Larger-scale projects

(R) dbreg (Database regressions)

Description: I’ve started contributing to dbreg, a package for running fast regressions on very large datasets, especially when many fixed effects need to be estimated. The package is in early stages but is already faster than the popular fixest on some very large regressions.

(Julia) Fast, “Robust,” and Approximately Correct (FRAC) Demand Estimation

Description: I have written a first version of a Julia package to estimate mixed logit demand models (e.g. BLP) via the approximate method developed by Salanie and Wolak (2019). This method provides estimates of workhorse IO demand models orders of magnitude faster than standard estimation methods. The code is posted to Github here, and the repository contains instructions for installation and use.

(Matlab/Julia) Nonparametric Demand Estimation

Julia Description: My coauthor and I created Julia package called NPDemand.jl, hosted on Github here, which estimates structural demand functions nonparametrically following Brand and Smith (2025). This package allows users to specify nonparametric models of demand, specify economic constraints they wish to be satisfied by the results, estimate that model and calculate price elasticities or counterfactuals, all in a few lines of code.

Matlab Description: This is my much older Matlab implementation of the nonparametric demand estimator developed by Compiani (2020). The code estimates demand and calculates price elasticities.
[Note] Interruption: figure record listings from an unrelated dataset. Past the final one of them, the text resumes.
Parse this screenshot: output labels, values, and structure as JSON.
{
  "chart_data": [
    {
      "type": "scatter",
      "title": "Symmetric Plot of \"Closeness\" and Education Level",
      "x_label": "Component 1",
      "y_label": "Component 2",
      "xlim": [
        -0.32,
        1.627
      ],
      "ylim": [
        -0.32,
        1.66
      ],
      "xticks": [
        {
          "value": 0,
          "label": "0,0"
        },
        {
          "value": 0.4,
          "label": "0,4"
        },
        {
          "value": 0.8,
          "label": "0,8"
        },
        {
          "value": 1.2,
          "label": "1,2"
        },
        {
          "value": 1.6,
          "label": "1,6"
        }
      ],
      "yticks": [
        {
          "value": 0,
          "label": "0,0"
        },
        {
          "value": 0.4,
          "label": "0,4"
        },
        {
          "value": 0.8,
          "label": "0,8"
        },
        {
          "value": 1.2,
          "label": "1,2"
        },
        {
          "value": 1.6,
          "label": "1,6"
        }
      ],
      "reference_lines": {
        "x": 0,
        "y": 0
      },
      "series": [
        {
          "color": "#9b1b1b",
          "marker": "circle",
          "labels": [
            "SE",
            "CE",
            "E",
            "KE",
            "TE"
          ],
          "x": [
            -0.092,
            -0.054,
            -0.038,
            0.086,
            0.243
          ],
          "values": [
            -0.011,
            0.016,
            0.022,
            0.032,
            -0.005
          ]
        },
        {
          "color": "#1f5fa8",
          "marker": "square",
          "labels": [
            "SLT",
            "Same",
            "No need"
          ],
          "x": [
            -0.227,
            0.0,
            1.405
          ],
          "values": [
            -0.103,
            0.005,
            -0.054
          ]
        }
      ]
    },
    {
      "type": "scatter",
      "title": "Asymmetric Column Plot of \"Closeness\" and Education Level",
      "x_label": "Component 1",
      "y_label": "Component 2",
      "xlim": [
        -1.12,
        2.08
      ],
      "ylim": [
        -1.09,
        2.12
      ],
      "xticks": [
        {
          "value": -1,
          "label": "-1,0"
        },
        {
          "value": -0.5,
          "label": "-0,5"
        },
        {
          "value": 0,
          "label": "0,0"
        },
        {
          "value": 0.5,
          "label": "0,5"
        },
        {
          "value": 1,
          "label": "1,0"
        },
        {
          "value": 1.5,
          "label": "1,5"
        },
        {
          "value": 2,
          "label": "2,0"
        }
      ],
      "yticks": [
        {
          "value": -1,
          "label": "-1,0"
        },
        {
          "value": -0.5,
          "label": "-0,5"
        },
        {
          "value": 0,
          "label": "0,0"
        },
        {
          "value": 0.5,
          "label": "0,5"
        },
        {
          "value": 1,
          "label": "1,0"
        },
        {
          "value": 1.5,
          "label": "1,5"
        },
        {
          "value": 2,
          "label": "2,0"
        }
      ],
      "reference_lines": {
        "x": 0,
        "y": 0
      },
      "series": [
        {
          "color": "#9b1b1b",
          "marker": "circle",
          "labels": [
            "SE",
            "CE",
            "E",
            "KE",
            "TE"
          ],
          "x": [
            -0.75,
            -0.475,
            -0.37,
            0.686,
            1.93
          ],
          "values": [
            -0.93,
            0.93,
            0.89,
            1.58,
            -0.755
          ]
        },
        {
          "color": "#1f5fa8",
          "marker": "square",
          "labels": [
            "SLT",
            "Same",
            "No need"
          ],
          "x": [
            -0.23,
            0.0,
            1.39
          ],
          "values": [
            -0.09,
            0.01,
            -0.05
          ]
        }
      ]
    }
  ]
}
The zip file includes README.pdf, which explains how my implementation differs from the code Giovanni has written himself (posted on his website). This file is written under the assumption that the reader has read Compiani 2019 in detail. This Matlab implementation is replaced by the Julia package above.

(Stata) Dynamic Panel Estimation with a Nonlinear Markov Process

Description: This repository contains a simple example of the estimator I introduce in my working paper “Estimating Productivity and Markups Under Imperfect Competition.” The file cobbDouglasExample.do simulates a dynamic panel model analogous to standard production function data with endogenous inputs and a productivity shock which evolves according to a quadratic first-order Markov process. _panelpf.ado contains programs to estimate the production function and Markov process parameters from this data.

Smaller-scale (Gists, single-file examples)

(Julia) FKRB estimator for mixed logit demand

Description: This is a gist where I simulate mixed logit data and apply a simple implementation of the Fox, Kim, Ryan, Bajari (2011), using a non-negative elastic net improvement introduced by Heiss et. al (2019). The code was written with eventual packaging in mind, so it includes many un-used options and more structure than is necessary for a single implementation. Hopefully it demonstrates the structure well enough for others to implement more complicated versions.

(Julia) Turing.jl examples

Description: Just for fun, I tried my hand at two exercises in Bayesian modeling/estimation using Turing.jl and posted both as Gists. The first is a simple implementation of linear Bayesian IV regression, and the second is a longer file in which I tried to build up to estimating BLP via MCMC. The file includes a few different iterations of demand estimation with market-level data, starting with a logit model with measurement error and building up to BLP. Either or both may have errors and may be updated if I find good uses for applying this code that requires full testing.